Yapay zekâ teknolojileri hızla gelişirken, bu ilerlemenin beraberinde getirdiği riskler de daha fazla tartışılır hâle geliyor. Özellikle büyük dil modellerinin günlük hayata nüfuz etmesi, teknoloji şirketlerini yalnızca yenilik değil, sorumluluk tarafında da yeni adımlar atmaya zorluyor. OpenAI’nin son hamlesi de tam olarak bu noktada dikkat çekiyor.
Şirket, yapay zekânın olası zararlarını daha sistemli biçimde ele almak için yeniden yapılandırmaya gidiyor. Bu adım, yalnızca teknik bir pozisyon açılışı değil, aynı zamanda OpenAI’nin önümüzdeki dönemde risk ve güvenlik konularını daha merkezî bir yere koyacağının işareti olarak görülüyor.
OpenAI Yapay Zeka Tehlikelerini Nasıl Ele Alacak?
OpenAI, “Head of Preparedness” adı verilen yeni bir pozisyon için işe alım sürecini başlattı. Şirketin CEO’su Sam Altman, bu rolü “kritik bir zamanda son derece kritik bir görev” olarak tanımlıyor. Pozisyonun temel amacı, OpenAI modellerinin yol açabileceği olası zararları önceden tespit etmek ve bu riskleri azaltacak yöntemler geliştirmek.
We are hiring a Head of Preparedness. This is a critical role at an important time; models are improving quickly and are now capable of many great things, but they are also starting to present some real challenges. The potential impact of models on mental health was something we…
— Sam Altman (@sama) December 27, 2025
Bu kapsamda ele alınacak riskler oldukça geniş bir alanı kapsıyor. Ruh sağlığı üzerindeki olası etkilerden siber güvenlik tehditlerine, modellerin kötüye kullanım ihtimallerinden toplumsal sonuçlara kadar pek çok başlık masada olacak. Altman’a göre artık yalnızca modellerin ne kadar güçlü olduğu değil, bu gücün nasıl suistimal edilebileceği de daha derinlemesine analiz edilmek zorunda.
OpenAI’nin bu pozisyonu yeniden gündeme getirmesi dikkat çekici. Şirket, Temmuz 2024’ten bu yana bu görevi kalıcı olarak yürüten bir isme sahip değildi.
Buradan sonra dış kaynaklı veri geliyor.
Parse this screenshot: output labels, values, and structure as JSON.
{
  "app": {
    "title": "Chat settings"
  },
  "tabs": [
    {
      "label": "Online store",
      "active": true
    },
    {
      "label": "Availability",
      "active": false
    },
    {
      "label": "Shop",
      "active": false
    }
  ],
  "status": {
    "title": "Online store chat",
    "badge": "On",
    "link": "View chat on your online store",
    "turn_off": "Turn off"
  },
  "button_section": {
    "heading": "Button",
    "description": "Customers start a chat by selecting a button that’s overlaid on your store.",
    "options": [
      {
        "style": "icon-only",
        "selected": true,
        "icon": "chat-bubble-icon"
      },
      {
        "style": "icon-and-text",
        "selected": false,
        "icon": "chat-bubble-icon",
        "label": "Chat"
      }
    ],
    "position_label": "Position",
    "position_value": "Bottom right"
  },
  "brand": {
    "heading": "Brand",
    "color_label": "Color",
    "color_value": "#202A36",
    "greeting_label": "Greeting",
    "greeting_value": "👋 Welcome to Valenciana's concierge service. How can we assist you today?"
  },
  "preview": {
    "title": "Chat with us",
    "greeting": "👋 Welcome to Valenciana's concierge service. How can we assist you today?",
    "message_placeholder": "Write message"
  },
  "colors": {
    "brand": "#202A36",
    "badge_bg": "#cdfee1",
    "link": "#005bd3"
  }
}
Geçici çözümlerle ilerleyen süreç, son aylarda yaşanan hukuki ve toplumsal tartışmalarla birlikte daha sürdürülemez bir hâl aldı.
Nitekim OpenAI son dönemde yalnızca telif davalarıyla değil, çok daha ağır iddialarla da karşı karşıya kaldı. Bazı davalarda ChatGPT’nin kullanıcıların psikolojik durumlarını olumsuz etkilediği ve trajik sonuçlara yol açtığı öne sürüldü. Bu tablo, şirketin güvenlik ve etik konularında daha kurumsal ve merkezi bir yapı kurmasını kaçınılmaz hâle getirdi. San Francisco merkezli olacak bu stresli ama yüksek maaşlı rol, OpenAI’nin yapay zekâ çağında riskleri ciddiye aldığını göstermesi açısından önemli bir adım olarak değerlendiriliyor.